COMPANIES IMPACTED – TSN, HRL, CAG
On Thursday, October 15th at 1:00 pm ET we are holding a Thought Leader call discussing the current crash in cattle prices and the long-term implications for the industry. On the call will be James G. Robb, Senior Agricultural Economist and Director, Livestock Marketing Information Center.
The call will focus on the following:
- Historical context to the current cattle market supply and demand dynamics
- The free fall in cattle prices
- The cattle life cycle and why the largest cattle herd expansion in history is now underway
- Why the “fat” inventory of cattle will continue to drive prices lower
- The ramifications of falling beef prices across the supply chain
- A time table for key industry events that could drive price down further
JIM ROBB BIO
Jim Robb is the Senior Agricultural Economist at the Livestock Marketing Information Center (LMIC) and for 18 years has served as the Director. He has written several hundred articles and newsletters on a variety of agricultural marketing and cattle industry topics.

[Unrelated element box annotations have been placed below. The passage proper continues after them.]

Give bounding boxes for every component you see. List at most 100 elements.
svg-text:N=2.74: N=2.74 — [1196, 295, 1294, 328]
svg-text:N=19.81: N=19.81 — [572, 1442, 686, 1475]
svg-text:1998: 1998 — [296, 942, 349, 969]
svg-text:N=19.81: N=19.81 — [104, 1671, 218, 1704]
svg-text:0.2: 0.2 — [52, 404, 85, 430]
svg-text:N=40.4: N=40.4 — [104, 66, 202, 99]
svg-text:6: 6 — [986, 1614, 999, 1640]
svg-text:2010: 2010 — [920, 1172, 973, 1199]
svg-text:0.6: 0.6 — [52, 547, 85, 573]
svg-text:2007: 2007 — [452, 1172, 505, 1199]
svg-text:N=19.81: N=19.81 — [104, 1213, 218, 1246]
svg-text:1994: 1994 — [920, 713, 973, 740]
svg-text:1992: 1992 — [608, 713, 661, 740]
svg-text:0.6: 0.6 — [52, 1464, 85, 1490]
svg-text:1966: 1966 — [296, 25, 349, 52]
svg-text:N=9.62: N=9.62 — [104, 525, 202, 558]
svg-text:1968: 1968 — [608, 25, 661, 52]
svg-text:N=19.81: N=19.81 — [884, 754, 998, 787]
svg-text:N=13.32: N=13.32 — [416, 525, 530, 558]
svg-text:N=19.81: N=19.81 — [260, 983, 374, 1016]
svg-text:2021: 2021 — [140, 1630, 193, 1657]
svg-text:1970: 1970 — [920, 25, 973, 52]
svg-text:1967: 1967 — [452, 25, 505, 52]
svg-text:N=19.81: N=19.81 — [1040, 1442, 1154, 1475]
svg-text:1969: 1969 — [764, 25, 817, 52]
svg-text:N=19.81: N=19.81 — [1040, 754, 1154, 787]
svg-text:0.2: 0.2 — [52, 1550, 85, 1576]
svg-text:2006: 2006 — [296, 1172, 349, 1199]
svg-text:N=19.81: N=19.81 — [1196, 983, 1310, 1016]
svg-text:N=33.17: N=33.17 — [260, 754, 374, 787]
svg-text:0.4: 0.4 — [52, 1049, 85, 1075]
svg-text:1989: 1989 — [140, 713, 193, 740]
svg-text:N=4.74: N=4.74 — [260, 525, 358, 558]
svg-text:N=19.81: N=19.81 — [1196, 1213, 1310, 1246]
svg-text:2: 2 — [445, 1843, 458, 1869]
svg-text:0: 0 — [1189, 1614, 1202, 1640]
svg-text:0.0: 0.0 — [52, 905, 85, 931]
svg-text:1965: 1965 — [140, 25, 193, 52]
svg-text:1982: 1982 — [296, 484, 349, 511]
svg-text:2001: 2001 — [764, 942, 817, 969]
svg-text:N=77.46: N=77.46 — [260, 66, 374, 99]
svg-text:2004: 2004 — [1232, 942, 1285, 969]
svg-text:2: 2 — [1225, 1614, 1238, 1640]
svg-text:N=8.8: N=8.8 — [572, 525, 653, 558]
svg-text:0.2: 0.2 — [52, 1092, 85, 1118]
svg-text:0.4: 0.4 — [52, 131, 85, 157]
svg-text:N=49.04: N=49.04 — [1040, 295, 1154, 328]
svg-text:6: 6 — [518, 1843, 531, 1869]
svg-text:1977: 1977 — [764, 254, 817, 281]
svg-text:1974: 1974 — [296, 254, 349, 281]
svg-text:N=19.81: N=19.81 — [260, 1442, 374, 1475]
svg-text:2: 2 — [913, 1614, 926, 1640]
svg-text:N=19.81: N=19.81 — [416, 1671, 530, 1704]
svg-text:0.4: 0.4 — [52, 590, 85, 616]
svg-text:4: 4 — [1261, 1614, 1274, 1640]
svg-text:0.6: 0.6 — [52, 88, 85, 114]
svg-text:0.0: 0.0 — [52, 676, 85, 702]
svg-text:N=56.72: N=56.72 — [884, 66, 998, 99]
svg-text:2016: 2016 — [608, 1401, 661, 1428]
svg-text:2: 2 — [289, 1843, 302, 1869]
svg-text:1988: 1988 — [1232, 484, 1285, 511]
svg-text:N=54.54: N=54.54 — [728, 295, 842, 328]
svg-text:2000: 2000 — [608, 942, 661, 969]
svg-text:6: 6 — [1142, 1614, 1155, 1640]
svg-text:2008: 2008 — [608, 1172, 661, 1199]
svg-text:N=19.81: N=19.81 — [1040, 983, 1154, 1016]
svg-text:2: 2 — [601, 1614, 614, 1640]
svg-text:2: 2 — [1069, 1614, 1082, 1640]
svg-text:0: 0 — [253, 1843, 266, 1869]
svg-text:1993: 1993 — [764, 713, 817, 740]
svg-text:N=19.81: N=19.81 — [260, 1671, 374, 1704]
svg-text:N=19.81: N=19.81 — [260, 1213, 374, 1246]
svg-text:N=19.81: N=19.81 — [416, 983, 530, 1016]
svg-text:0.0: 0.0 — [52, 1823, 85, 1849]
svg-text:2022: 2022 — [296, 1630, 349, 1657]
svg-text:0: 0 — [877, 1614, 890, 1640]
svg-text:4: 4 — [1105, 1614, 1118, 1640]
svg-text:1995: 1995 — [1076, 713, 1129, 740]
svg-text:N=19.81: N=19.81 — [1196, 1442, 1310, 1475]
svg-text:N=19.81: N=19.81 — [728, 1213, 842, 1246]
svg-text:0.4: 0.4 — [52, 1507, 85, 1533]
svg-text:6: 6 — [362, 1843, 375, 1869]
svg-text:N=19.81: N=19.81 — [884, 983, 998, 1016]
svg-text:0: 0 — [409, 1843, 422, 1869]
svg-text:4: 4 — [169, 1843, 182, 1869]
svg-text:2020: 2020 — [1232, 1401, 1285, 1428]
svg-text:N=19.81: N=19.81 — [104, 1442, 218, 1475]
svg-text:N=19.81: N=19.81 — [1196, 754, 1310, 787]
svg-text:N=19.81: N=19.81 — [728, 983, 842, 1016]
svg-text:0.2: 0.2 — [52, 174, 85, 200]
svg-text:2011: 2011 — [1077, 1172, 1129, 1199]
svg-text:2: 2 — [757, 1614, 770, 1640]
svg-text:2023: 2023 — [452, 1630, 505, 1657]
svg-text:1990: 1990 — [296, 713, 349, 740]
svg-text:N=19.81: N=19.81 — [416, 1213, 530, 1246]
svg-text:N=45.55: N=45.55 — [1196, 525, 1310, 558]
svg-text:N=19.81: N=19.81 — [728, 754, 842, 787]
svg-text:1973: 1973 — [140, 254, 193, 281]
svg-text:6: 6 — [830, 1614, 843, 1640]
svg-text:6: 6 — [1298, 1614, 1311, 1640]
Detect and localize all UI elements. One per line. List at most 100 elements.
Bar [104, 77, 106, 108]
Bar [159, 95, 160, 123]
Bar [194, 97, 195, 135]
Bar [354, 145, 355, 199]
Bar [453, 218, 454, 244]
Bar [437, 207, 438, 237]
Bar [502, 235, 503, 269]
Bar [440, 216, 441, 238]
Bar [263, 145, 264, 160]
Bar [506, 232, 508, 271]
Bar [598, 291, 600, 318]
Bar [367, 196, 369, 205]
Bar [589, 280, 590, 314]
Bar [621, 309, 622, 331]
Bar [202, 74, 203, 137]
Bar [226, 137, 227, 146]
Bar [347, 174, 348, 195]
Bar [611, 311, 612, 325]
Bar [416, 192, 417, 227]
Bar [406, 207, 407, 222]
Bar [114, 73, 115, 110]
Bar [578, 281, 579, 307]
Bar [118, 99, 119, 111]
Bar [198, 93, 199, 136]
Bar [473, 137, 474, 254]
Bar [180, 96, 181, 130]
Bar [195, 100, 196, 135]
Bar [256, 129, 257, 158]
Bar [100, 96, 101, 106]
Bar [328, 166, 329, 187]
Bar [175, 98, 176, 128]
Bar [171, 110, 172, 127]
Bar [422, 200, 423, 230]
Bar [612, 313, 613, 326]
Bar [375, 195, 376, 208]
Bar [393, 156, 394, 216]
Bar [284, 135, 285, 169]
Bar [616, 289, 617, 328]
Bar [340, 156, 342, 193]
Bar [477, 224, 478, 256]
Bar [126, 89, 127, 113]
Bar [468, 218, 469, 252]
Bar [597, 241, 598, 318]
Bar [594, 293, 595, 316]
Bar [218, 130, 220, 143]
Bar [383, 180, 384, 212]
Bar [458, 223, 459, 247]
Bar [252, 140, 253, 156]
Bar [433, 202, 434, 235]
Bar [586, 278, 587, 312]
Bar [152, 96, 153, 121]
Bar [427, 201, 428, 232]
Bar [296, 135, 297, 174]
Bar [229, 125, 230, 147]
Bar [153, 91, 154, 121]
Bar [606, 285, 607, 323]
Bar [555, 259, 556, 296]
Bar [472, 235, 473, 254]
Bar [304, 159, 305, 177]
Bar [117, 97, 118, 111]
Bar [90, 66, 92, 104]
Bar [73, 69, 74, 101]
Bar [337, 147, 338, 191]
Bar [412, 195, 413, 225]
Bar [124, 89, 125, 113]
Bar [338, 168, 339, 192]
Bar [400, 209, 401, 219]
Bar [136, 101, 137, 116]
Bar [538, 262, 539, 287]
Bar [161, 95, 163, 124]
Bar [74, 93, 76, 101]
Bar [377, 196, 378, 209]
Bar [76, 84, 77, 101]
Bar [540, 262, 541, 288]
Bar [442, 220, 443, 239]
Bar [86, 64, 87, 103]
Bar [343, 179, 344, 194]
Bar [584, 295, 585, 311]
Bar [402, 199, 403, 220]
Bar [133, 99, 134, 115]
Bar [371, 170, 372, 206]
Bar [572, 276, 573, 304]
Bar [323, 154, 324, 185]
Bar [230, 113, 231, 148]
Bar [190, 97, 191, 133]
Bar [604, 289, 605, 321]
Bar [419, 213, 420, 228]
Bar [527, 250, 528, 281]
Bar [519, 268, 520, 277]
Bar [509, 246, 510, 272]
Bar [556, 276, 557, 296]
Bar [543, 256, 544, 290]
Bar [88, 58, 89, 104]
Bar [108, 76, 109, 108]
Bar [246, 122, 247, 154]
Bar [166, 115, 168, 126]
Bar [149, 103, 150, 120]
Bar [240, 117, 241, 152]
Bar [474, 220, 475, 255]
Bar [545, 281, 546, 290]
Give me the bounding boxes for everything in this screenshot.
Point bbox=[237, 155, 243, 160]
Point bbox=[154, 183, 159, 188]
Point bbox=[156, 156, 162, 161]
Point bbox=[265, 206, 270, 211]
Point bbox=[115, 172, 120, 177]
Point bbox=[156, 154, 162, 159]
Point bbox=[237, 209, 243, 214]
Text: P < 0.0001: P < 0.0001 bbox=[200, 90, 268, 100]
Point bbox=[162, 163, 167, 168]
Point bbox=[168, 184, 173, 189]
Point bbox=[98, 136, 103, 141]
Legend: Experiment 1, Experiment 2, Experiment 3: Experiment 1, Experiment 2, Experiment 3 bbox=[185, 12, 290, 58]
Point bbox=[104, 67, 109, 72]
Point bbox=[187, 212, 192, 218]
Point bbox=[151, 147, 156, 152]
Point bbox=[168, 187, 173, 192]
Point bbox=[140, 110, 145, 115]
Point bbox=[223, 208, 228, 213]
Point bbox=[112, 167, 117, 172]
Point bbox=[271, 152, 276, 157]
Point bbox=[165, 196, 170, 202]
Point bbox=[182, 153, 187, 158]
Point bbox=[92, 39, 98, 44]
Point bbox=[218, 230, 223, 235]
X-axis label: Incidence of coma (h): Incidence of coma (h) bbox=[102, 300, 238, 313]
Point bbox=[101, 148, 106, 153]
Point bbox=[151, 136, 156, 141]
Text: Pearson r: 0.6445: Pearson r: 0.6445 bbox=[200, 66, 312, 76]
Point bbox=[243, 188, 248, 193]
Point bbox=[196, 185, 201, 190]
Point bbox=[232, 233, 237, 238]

Jim is a regular speaker at conferences throughout North America and has given expert testimony to the US Senate Agriculture Committee.
Prior to joining the LMIC, Jim was an Agricultural Economist at the University of Nebraska. He also has worked in the agricultural banking sector. Jim received degrees in Agricultural Economics from the University of California-Davis and from Michigan State University.
The LMIC began in 1955 and is a unique cooperative effort that supports market education, research, and outlook. Currently, the Center includes 28 US Land Grant Universities, Utah State University was a founding partner. The Center also includes six USDA agencies, and several associate organizations.